Speaking of the Koran, Aftenposten’s story about the new Tøyen patrol came three days before it was reported that Oslo police had prohibited an anti-Islam group, SIAN (Stop the Islamization of Norway), from carrying out a planned Koran-burning outside the Turkish embassy, in protest against President Recep Tayyip Erdogan’s opposition to Sweden and Finnish membership in NATO. (As it happens, a similar protest in Stockholm was allowed to go forward.) Why did the Oslo police ban the demo? Because, they explained, they feared it would provoke an act of terrorism and/or lead to domestic disorder – an outright admission that they’ve granted Al-Qaeda and ISIS a veto on free speech in Norway and that they’ve lost the numerical battle against the enemy within.
And most Norwegians, it turns out, are on the side of the cops. Survey results released on Tuesday show that only 33% of them think Koran-burning should be permitted. When only a third of a country’s population support the small minority who are actively standing up for everyone’s freedom, how long can that freedom endure?
Numbers! A surprisingly frank article appeared in last Sunday’s Aftenposten. The headline was “Not entirely colorblind: Have Oslo’s youth become a big colorful community after 50 years of immigration? There’s not much sign of it.” I expected it to be yet another piece – they’ve been writing them for decades – smearing Norwegians as racists. But no, in the eastern half of Oslo things have now moved beyond that. At Oslo’s largest school, Kuben Upper Secondary School, reporter Hilde Lundgaard visited a typical classroom, in which only two – yes, two – of the students were ethnic Norwegians. A few inquiries established that most of the non-Norwegian kids don’t have any ethnic Norwegian friends at all – and prefer it that way.

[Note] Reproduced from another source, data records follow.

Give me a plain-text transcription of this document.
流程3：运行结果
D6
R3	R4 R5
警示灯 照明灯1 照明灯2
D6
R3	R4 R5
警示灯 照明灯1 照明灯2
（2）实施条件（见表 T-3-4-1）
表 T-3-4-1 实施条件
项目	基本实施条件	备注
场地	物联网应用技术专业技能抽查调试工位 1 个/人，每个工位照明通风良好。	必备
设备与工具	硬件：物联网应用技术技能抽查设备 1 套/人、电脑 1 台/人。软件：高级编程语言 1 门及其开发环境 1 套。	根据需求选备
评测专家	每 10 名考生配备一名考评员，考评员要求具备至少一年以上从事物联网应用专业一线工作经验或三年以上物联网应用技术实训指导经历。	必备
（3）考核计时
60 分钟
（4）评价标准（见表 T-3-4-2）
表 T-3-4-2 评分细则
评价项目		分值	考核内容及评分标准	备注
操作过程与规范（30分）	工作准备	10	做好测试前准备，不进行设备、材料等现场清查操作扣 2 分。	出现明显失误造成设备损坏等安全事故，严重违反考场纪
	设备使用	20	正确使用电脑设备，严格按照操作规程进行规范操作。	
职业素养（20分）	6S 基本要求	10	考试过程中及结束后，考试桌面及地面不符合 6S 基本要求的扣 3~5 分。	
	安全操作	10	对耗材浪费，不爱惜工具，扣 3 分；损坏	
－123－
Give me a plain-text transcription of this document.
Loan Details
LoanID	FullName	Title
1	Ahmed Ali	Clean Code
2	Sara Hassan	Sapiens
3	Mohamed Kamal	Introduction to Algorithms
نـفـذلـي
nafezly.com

In fact, they don’t even see themselves as Norwegian. Even those who were born in Norway, Lundgaard found, refer to themselves as “foreigners.” A girl named Fatima, whose parents are Pakistani, admitted that she feels safest around “people with my cultural background.” One teacher told Lundgaard that “the pupils are unbelievably preoccupied with color and ethnicity.” Although the teacher apparently didn’t feel comfortable adding the word “religion,” Lundgaard cited a researcher, Monica Rosten, who’s dared to tiptoe closer to the truth, writing that “[students] with religious identity find one another.” Religious, of course, being code for Muslim.
Lundgaard’s article reads like a portrait of Norway’s future: a majority Muslim country in which the views of ethnic Norwegians about immigration and integration – or, for that matter, about anything whatsoever – have become irrelevant, simply because Muslims now outnumber them.